I am trying to test the firewalling feature of Fortigate.

My question/problem is as follows:

I have 3 zones named, INSIDE, OUTSIDE_A, OUTSIDE_B and they have different interface assigned to them.

I was trying to simulate the asymmetic routing which I would expect to be denied by most firewall by default. However, when I have tried to "send the traffic" from INSIDE to the OUTSIDE_A, and the return packet from OUTSIDE_B to INSIDE, the traffic is allowed.

I have only one permit policy which allows all traffic from INSIDE zone to be go out to the OUTSIDE_A zone and there is NO other policy defined in the policies.
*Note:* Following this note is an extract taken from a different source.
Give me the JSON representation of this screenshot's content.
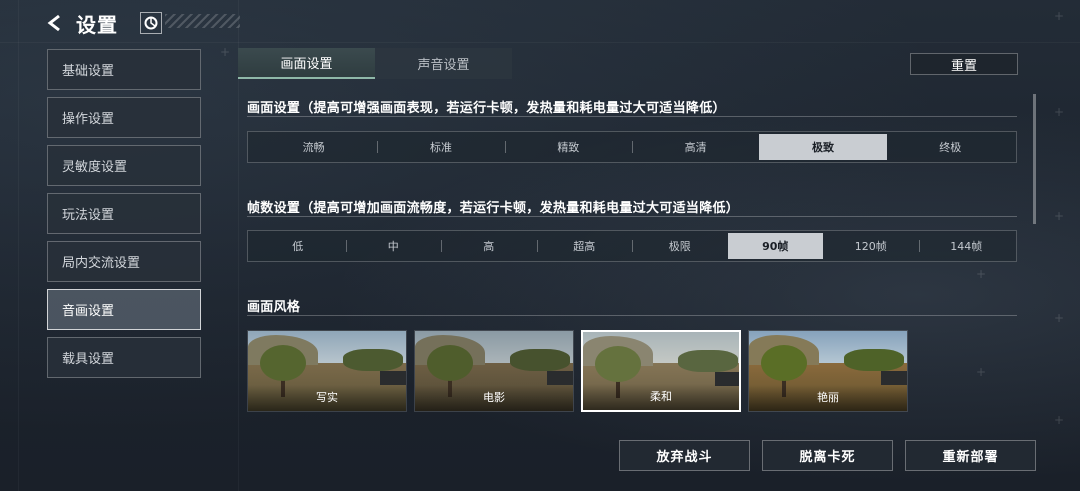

The testing protocol is ICMP ping.

 

any help would be appreciated as it is a fundamental problem which I have.

 

Regards

 Behzad

18 REPLIES 18
Behzadawesome

Hi all,

Here is the topology that I have implemented

here is the topology:

https://imgur.com/UwtGevB

Traffic is initiated from PC_A toward PC_B.

The send traffic is INSIDE TO OUTSIDE_A, then R1 to PC_B.

The return traffic is PC_B to R2, and then R2 to OUTSIDE_B, and OUTSIDE_B to PC_A

An IPv4 firewall policy is configured to allow all traffic from INSIDE zone toward OUTSIDE_A is allowed only.

There are no other rules in the IPv4 firewall policies.

From Routing point of view, the PC_B IP address is configured on Fortigate to route through the OUTSIDE_A zone.

I will post the debug output when I have access to the device.

 

With regards

 Behzad

Behzadawesome

yes that is the desired behavior which is the stateful firewall basics. My problem, though is that it allows the traffic.

live89

Have you checked my answer to you?

Thanks

Thanks
Behzadawesome

ac89live wrote:
Have you checked my answer to you?
Hi yes the asymmentic routing is disabled.

 

live89

ok .. so this got me interested.

I sat a lab with two fortigates each one has different LAN , (version 6.2.0)

fortigate-1 is connected to a wan1-router and wan1-router is also connected fortigate-2

fortigate-1 is also connected to fortigate-2 through wan2 interface

https://ibb.co/42QfZv1

 

And I sat the traffic to flow this way , and it worked regardless that asymmetric route is disabled.

But guess what, I sat on FGT-2 that FGT-1 LAN learned the direct p2p connection and not through the mpls router. ANd when I tried to ping from FGT-1 LAN to FGT-2 LAN and enforced traffic to go through the mpls router , traffic got denied on FGT-2 . See log:

 

FGT-2 (settings) # id=20085 trace_id=41 func=print_pkt_detail line=5501 msg="vd-root:0 received a packet(proto=1, 10.2.0.1:48896->10.100.77.101:2048) from por
t5. type=8, code=0, id=48896, seq=0."
id=20085 trace_id=41 func=init_ip_session_common line=5666 msg="allocate a new session-00011302"
id=20085 trace_id=41 func=ip_route_input_slow line=2252 msg="reverse path check fail, drop"
id=20085 trace_id=41 func=ip_session_handle_no_dst line=5750 msg="trace"
id=20085 trace_id=42 func=print_pkt_detail line=5501 msg="vd-root:0 received a packet(proto=1, 10.2.0.1:48896->10.100.77.101:2048) from port5. type=8, code=0, id=48896,
 seq=1."

 

After enabling asymmetric route on FGT-2 traffic got Permitted on FGT-2 

 

FGT-2 (settings) # get | grep asym 
asymroute : disable
asymroute-icmp : enable
asymroute6 : disable
asymroute6-icmp : disable

 

And then arrived successfully at FGT-1 without being denied.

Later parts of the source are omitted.